My daughter's speech has been entirely "needs focused" so far. She can say mom, dad, and name some of her toys, her safe foods and some general objects of day to day life, and refers to anything she can't name by the colour of the object. She sings a lot and scripts, but she won't speak to people except to ask for things. (She can say yes but has never used the word "no" or any workaround.)
In the past few weeks, she has suddenly started to mention objects in her environment that aren't needs. The first time she did it, she pointed at the wall and said "a blue" The wall is indeed painted blue. It's been blue since we moved in here months ago. I had no idea how to react, so I just said something like "that's right." She's since been pointing at cars in the street saying their colour, or pointed at flowers on the way to the playground ("a flower"), and today, she brought me a picture she had coloured in, pointed at the rocket in it, and said "a rocket."

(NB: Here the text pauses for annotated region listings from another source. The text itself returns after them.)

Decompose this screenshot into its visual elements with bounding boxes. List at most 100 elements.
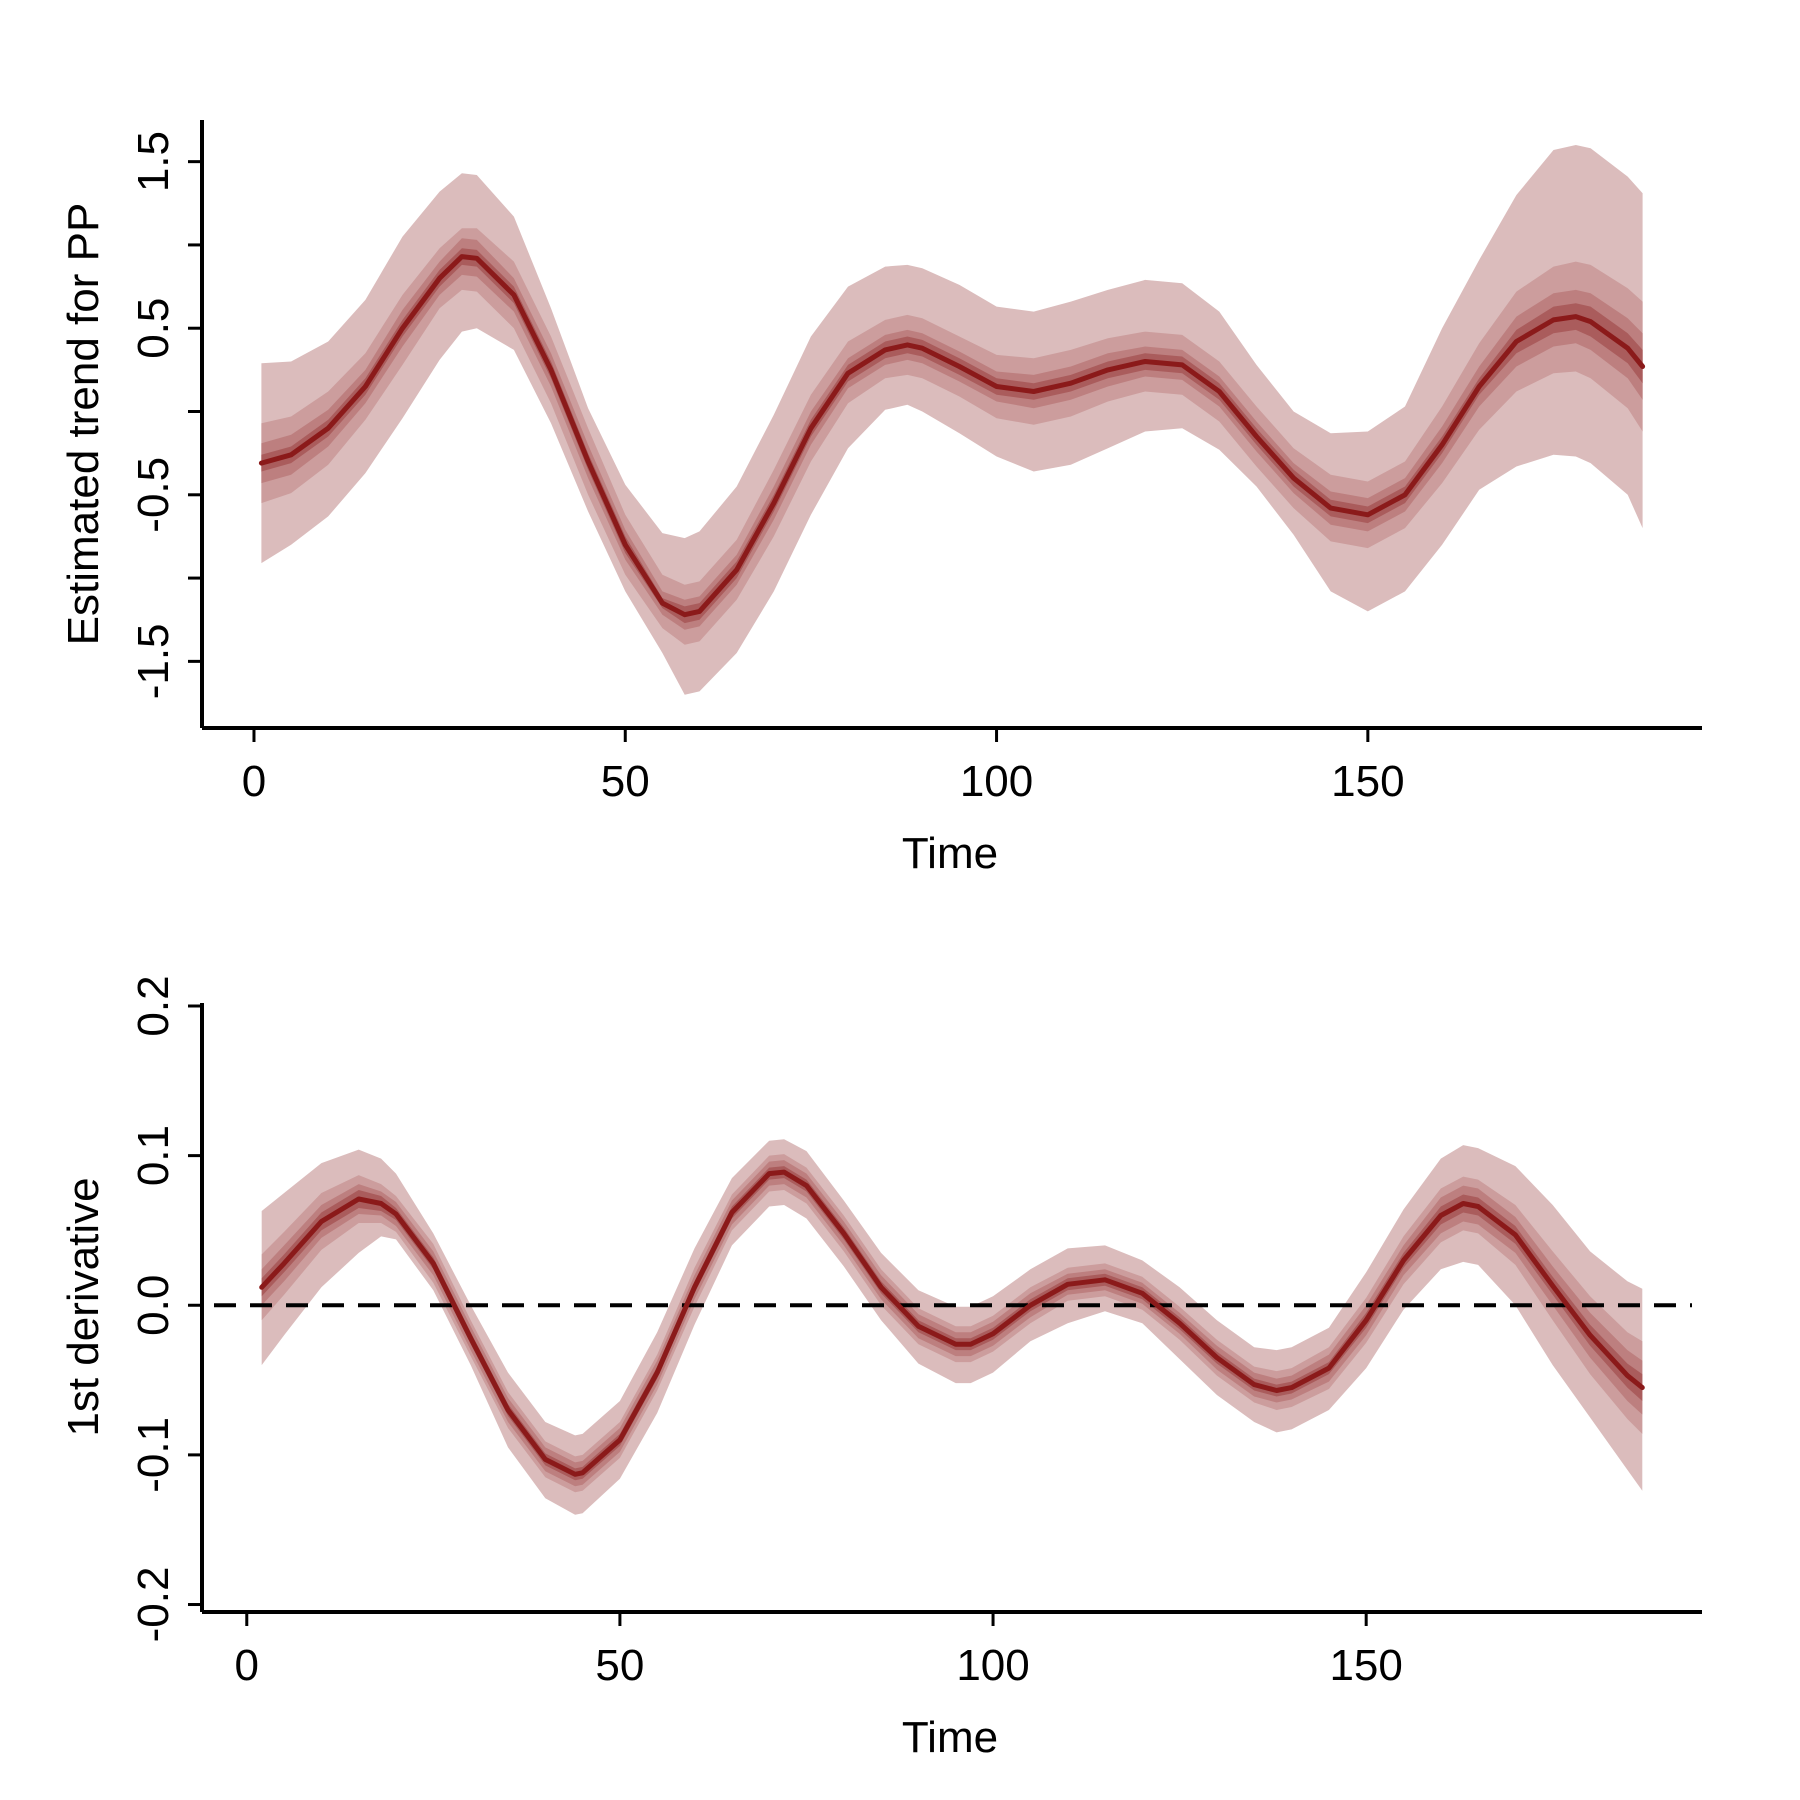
trend-data-point <box>1105 367 1110 372</box>
derivative-data-point <box>1214 1355 1219 1360</box>
derivative-x-tick-label: 150 <box>1329 1641 1402 1690</box>
derivative-data-point <box>506 1408 510 1412</box>
derivative-y-tick-label: 0.2 <box>129 975 178 1036</box>
derivative-data-point <box>1513 1232 1518 1237</box>
trend-data-point <box>289 452 294 457</box>
trend-data-point <box>905 342 910 347</box>
trend-data-point <box>1254 434 1259 439</box>
derivative-data-point <box>916 1324 921 1329</box>
trend-data-point <box>808 426 813 431</box>
derivative-y-tick-label: -0.2 <box>129 1567 178 1643</box>
derivative-data-point <box>841 1231 846 1236</box>
derivative-data-point <box>1625 1373 1630 1378</box>
derivative-data-point <box>1588 1333 1593 1338</box>
derivative-x-tick-label: 0 <box>235 1641 259 1690</box>
trend-data-point <box>1440 442 1445 447</box>
derivative-data-point <box>259 1285 264 1290</box>
derivative-x-tick-label: 50 <box>595 1641 644 1690</box>
trend-x-tick-label: 50 <box>601 757 650 806</box>
trend-band-outer <box>261 145 1643 695</box>
derivative-data-point <box>1289 1385 1294 1390</box>
trend-data-point <box>363 384 368 389</box>
derivative-data-point <box>1028 1303 1033 1308</box>
derivative-data-point <box>1140 1291 1145 1296</box>
trend-y-ticks: -1.5 -0.5 0.5 1.5 <box>129 131 202 699</box>
trend-x-ticks: 0 50 100 150 <box>242 728 1405 806</box>
derivative-data-point <box>468 1336 473 1341</box>
derivative-data-point <box>319 1219 324 1224</box>
trend-data-point <box>660 601 665 606</box>
derivative-data-point <box>431 1261 436 1266</box>
trend-lines <box>258 254 1646 618</box>
trend-data-point <box>957 364 962 369</box>
derivative-data-point <box>692 1285 697 1290</box>
trend-data-point <box>697 609 702 614</box>
trend-data-point <box>883 347 888 352</box>
derivative-data-point <box>1476 1204 1481 1209</box>
trend-data-point <box>474 256 479 261</box>
derivative-y-axis-title: 1st derivative <box>59 1177 108 1436</box>
derivative-data-point <box>1252 1382 1257 1387</box>
trend-data-point <box>1640 364 1645 369</box>
derivative-y-tick-label: -0.1 <box>129 1417 178 1493</box>
trend-data-point <box>1180 362 1185 367</box>
trend-y-tick-label: 1.5 <box>129 131 178 192</box>
trend-data-point <box>549 367 553 372</box>
derivative-x-ticks: 0 50 100 150 <box>235 1612 1403 1690</box>
trend-x-tick-label: 100 <box>960 757 1033 806</box>
derivative-data-point <box>580 1470 585 1475</box>
trend-data-point <box>994 384 999 389</box>
derivative-data-point <box>1177 1321 1182 1326</box>
trend-data-point <box>846 371 850 376</box>
derivative-data-point <box>1640 1385 1645 1390</box>
derivative-data-point <box>1364 1318 1369 1323</box>
derivative-data-point <box>394 1212 398 1216</box>
derivative-data-point <box>543 1457 548 1462</box>
trend-data-point <box>400 326 405 331</box>
trend-x-axis-title: Time <box>902 829 998 878</box>
derivative-data-point <box>1103 1277 1107 1282</box>
trend-y-tick-label: -0.5 <box>129 457 178 533</box>
trend-data-point <box>1588 319 1593 324</box>
derivative-data-point <box>782 1170 787 1175</box>
derivative-data-point <box>879 1285 884 1290</box>
trend-data-point <box>1291 476 1296 481</box>
trend-data-point <box>623 542 628 547</box>
trend-data-point <box>511 292 516 297</box>
derivative-data-point <box>968 1342 973 1347</box>
trend-panel: 0 50 100 150 -1.5 -0.5 0.5 1.5 Time Estimated … <box>59 120 1702 878</box>
trend-data-point <box>459 254 464 259</box>
derivative-credible-bands <box>261 1139 1643 1515</box>
trend-data-point <box>1365 512 1370 517</box>
trend-data-point <box>1031 389 1036 394</box>
trend-credible-bands <box>261 145 1643 695</box>
trend-y-tick-label: -1.5 <box>129 623 178 699</box>
trend-data-point <box>1573 314 1578 319</box>
derivative-data-point <box>655 1370 660 1375</box>
derivative-data-point <box>356 1197 361 1201</box>
trend-y-tick-label: 0.5 <box>129 298 178 359</box>
derivative-y-tick-label: 0.1 <box>129 1125 178 1186</box>
trend-data-point <box>1514 339 1519 344</box>
derivative-data-point <box>1065 1282 1070 1287</box>
trend-data-point <box>1143 359 1148 364</box>
derivative-x-axis-title: Time <box>902 1713 998 1762</box>
derivative-data-point <box>804 1183 809 1188</box>
derivative-data-point <box>617 1437 622 1442</box>
trend-data-point <box>1328 506 1333 511</box>
derivative-data-point <box>573 1472 578 1477</box>
derivative-data-point <box>1438 1213 1443 1218</box>
trend-data-point <box>682 612 687 617</box>
trend-data-point <box>586 459 591 464</box>
trend-data-point <box>1217 389 1222 394</box>
derivative-data-point <box>991 1331 995 1336</box>
derivative-data-point <box>767 1171 772 1176</box>
trend-x-tick-label: 150 <box>1331 757 1404 806</box>
derivative-x-tick-label: 100 <box>956 1641 1029 1690</box>
derivative-data-point <box>1401 1258 1406 1263</box>
derivative-panel: 0 50 100 150 -0.2 -0.1 0.0 0.1 0.2 Time 1st der… <box>59 975 1702 1762</box>
trend-x-tick-label: 0 <box>242 757 266 806</box>
trend-y-axis-title: Estimated trend for PP <box>59 203 108 646</box>
derivative-data-point <box>729 1210 734 1215</box>
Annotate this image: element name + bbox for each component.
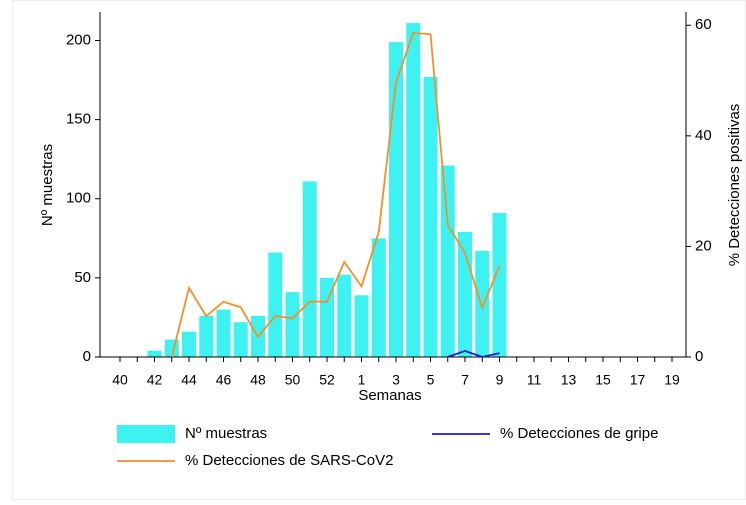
x-tick-label: 5 [427,372,435,388]
y2-tick-label: 40 [695,127,712,144]
legend-swatch [117,425,175,443]
x-tick-label: 40 [112,372,128,388]
bar [147,350,162,357]
bar [458,231,472,357]
bar [182,331,196,357]
bar [354,295,369,357]
bar [389,42,403,357]
y2-tick-label: 60 [695,16,712,33]
x-tick-label: 50 [285,372,301,388]
x-tick-label: 44 [181,372,197,388]
bar [320,277,334,357]
y2-axis-title: % Detecciones positivas [726,104,743,267]
line [447,349,500,358]
x-tick-label: 52 [319,372,335,388]
x-tick-label: 3 [392,372,400,388]
x-tick-label: 17 [630,372,646,388]
x-tick-label: 11 [527,372,542,388]
y-tick-label: 100 [66,190,91,207]
x-tick-label: 15 [595,372,611,388]
x-tick-label: 19 [664,372,680,388]
bar [440,165,455,357]
x-tick-label: 46 [216,372,232,388]
y-tick-label: 200 [66,31,91,48]
y-tick-label: 150 [66,111,91,128]
bar [406,23,421,358]
bar [371,238,386,357]
bar [268,252,283,357]
x-tick-label: 9 [496,372,504,388]
y2-tick-label: 0 [695,348,703,365]
x-tick-label: 7 [461,372,469,388]
x-tick-label: 1 [358,372,366,388]
y-axis-title: Nº muestras [39,144,56,226]
legend-label: % Detecciones de gripe [500,425,658,442]
x-axis-title: Semanas [358,387,421,404]
bar [475,250,490,357]
y-tick-label: 0 [83,348,91,365]
bar [423,76,438,358]
bar [337,274,352,357]
legend-label: % Detecciones de SARS-CoV2 [185,452,393,469]
y2-tick-label: 20 [695,237,712,254]
bar [233,322,248,357]
bar [302,181,317,357]
bar [492,212,507,357]
x-tick-label: 48 [250,372,266,388]
x-tick-label: 13 [561,372,577,388]
bar [216,309,231,357]
bar [285,292,300,357]
x-tick-label: 42 [147,372,163,388]
y-tick-label: 50 [74,269,91,286]
line [170,32,501,358]
legend-label: Nº muestras [185,425,267,442]
bar [199,315,214,357]
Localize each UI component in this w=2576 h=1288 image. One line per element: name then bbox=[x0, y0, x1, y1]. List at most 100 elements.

I'd obviously like to encourage this new kind of communication, but I'm unsure how to do that. When she brought me the picture, I said something about how she had coloured it very nicely, but I can't help feel like I shouldn't have. She didn't tell me the colour for once, she showed me the rocket. But if I just confirm "yes, that's a rocket" that doesn't feel right, either. She clearly already knows that. Likewise, if she points at a red car and says "red," do I just say "yes, a red car" or is there a better way to go about it? Are there any strategies I can use here? Sometimes I ask her questions like "do you like the red car?" but then I get no answer, so I'm just really unsure.